Amid all the impassioned support for and angry backlash against Arizona’s new law to curb illegal immigration, the facts on the matter are being totally obscured. A new short brief  by the Morrison Institute for Public Policy at Arizona State University finds that while some public policy claims about the state’s illegal immigration situation are well-founded, others are demonstratively false or not clearly established from given data. To help clear-up the public policy debate, the brief ticks off nine clarifications, from the popularity of the state’s new bill to the impact of undocumented immigrants on crime, health costs, and school systems.

For example, the brief does provide numbers to show that most Arizona voters (nearly two-thirds) do favor toughened immigration rules. And it does concur with the observation that low-skilled workers are hurt when undocumented workers compete for their jobs and push down their wages. 
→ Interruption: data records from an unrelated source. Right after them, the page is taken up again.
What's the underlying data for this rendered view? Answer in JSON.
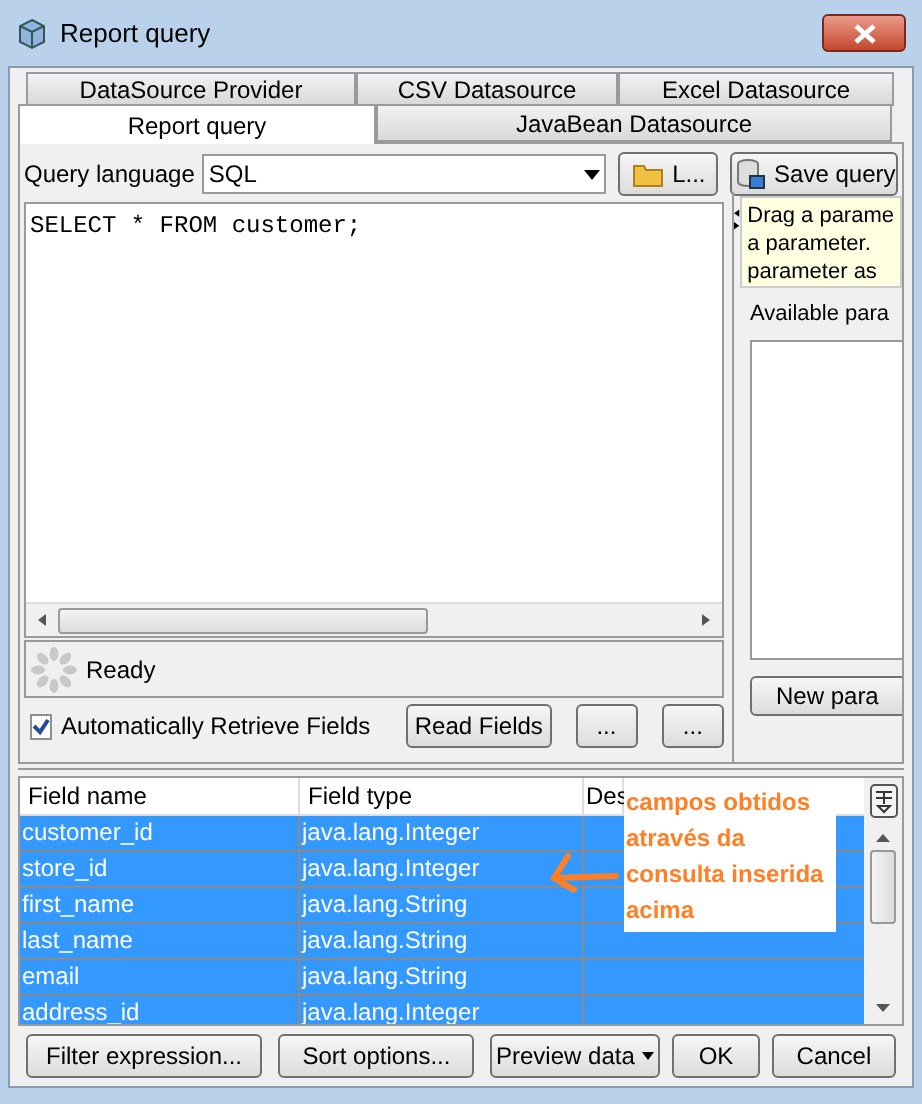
{
  "window": {
    "title": "Report query"
  },
  "tabs_back": [
    {
      "label": "DataSource Provider",
      "selected": false
    },
    {
      "label": "CSV Datasource",
      "selected": false
    },
    {
      "label": "Excel Datasource",
      "selected": false
    }
  ],
  "tabs_front": [
    {
      "label": "Report query",
      "selected": true
    },
    {
      "label": "JavaBean Datasource",
      "selected": false
    }
  ],
  "query_language": {
    "label": "Query language",
    "value": "SQL"
  },
  "load_button": "L...",
  "save_button": "Save query",
  "query": "SELECT * FROM customer;",
  "status": "Ready",
  "auto_retrieve": {
    "label": "Automatically Retrieve Fields",
    "checked": true
  },
  "read_fields_button": "Read Fields",
  "more_buttons": [
    "...",
    "..."
  ],
  "hint_lines": [
    "Drag a parame",
    "a parameter.",
    "parameter as"
  ],
  "parameters_label": "Available para",
  "new_parameter_button": "New para",
  "table": {
    "columns": [
      "Field name",
      "Field type",
      "Des"
    ],
    "rows": [
      {
        "cells": [
          "customer_id",
          "java.lang.Integer"
        ],
        "selected": true
      },
      {
        "cells": [
          "store_id",
          "java.lang.Integer"
        ],
        "selected": true
      },
      {
        "cells": [
          "first_name",
          "java.lang.String"
        ],
        "selected": true
      },
      {
        "cells": [
          "last_name",
          "java.lang.String"
        ],
        "selected": true
      },
      {
        "cells": [
          "email",
          "java.lang.String"
        ],
        "selected": true
      },
      {
        "cells": [
          "address_id",
          "java.lang.Integer"
        ],
        "selected": true
      }
    ]
  },
  "annotation": "campos obtidos através da consulta inserida acima",
  "bottom_buttons": [
    "Filter expression...",
    "Sort options...",
    "Preview data"
  ],
  "dialog_buttons": [
    "OK",
    "Cancel"
  ]
}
At the same time, the brief disputes several false or inconclusive claims. Most notably, it observes that:

·         Data does not support the notion that most violent crime in Arizona is committed by undocumented immigrants. For starters, Arizona is currently enjoying a low-crime period. Further, crime data from Arizona (and most other states) rarely note the suspect’s immigration status. Moreover, national studies find that immigrant men have lower rates of crime and incarceration than native-born residents

·         Despite assertions to the contrary, undocumented immigrants are no longer entering Arizona in record numbers. The flow of undocumented immigrants to the states probably peaked in the late 1990’s or early 2000’s. Most experts agree that since the start of the current economic downturn this migration has slowed markedly or essentially stopped with the disappearance of jobs in Arizona

·         The claim about undocumented immigrants flooding the state’s public health system is just false. Undocumented immigrants have been ineligible for the state’s health care program for the indigent since 2004, and they make only six percent of the total cost to Arizona’s hospital system of treating uninsured and underinsured patients. Some national studies have indicated that undocumented immigrants actually use hospital emergency room services proportionately less often than native-born people

·         While the children of undocumented immigrants do add to the state’s student population and thus its education costs, there is no evidence to support the claim that the public school system is overwhelmed.

Many thanks goes to the Morrison Institute for bringing these and other facts to the table, and providing some well-informed restraint to immigration debates that too frequently rage unchecked in a “fact-free zone.”